You people defending the “merchants of death” (as the N.Y. Health Commissioner used to call them) are all missing the important point: People (and policymakers) are only making a free decision if they are given all the relevant information. The cigarette companies lied. The CEOs even lied under oath. Some people who seemed to be upset about a lie under oath about a sexual escapade don’t seem to think it quite as important when thousands (to surely underestimate!) of lives hung in the balance.

And, you folks say, “But everyone already knew.” Yes and no. What the cigarette companies understood is the same thing that the purveyers of junk science on global warming understand these days: When we look back 20 years from now, there will be those people who say, “But we already knew global warming was a significant threat by, at the latest, the mid-late 1990s. The IPCC and NAS had written reports saying this.” However, (some of) the fossil fuel industry and others have created enough doubt with their junk science that it has had the effect of preventing people from taking action. It’s given ammunition to people who say, “But why should we spend money to deal with something which may not turn out to be a problem?”

Don’t underestimate people’s ability to deny a fact that they don’t want to face in the wake of some fairly flimsy excuse offered to them. And, at the policy level, don’t you think that if the government knew that the tobacco companies were manipulating the amount of nicotine in cigarettes in order to keep people addicted, the government might have stepped in to stop them from doing that or to regulate tobacco as the drug that it is!?!

Sorry, this “free choice” argument just doesn’t wash. The tobacco companies share some responsibility…I think a fairly significant share of responsibility…for the deaths that their product has caused.

Well, he made this claim but I don’t know whether the claim is true or not. It may be that they look at the differential rate of heart attack or the average age of the smokers and non-smokers having heart attacks in order to try to correct the data for this. I don’t know that they do this, but just saying the contrary doesn’t make it true without evidence.

No. The level of nicotine is irrelevant - we all know that cigarettes are addictive. We know they are harmful. People still choose to start smoking.
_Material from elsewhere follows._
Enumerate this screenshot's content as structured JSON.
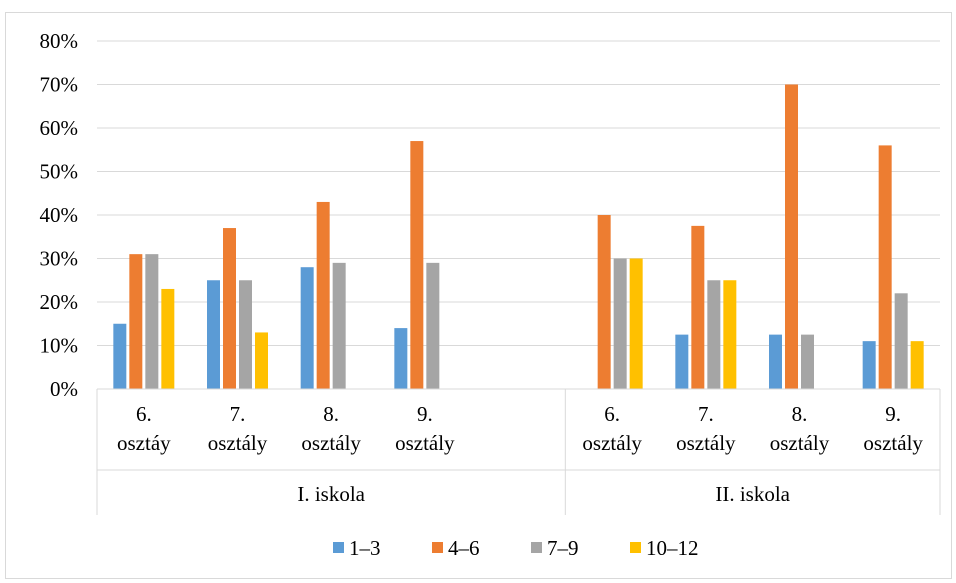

This is not the companies’ or the government’s fault.

How does it not wash? Because you say so? Do you believe that the decision to take that first cigarette is forced upon people by the manufacturers?

Something tells me that you do not smoke; this may explain the strange belief you have that people are coerced into smoking by the evil corporations.

Well, let me tell you first hand, from a smoker: I chose out of my own free will to start smoking, despite knowing that they are highly addictive and dangerous to my health. Therefore, if they kill me, I have no-one to blame but myself.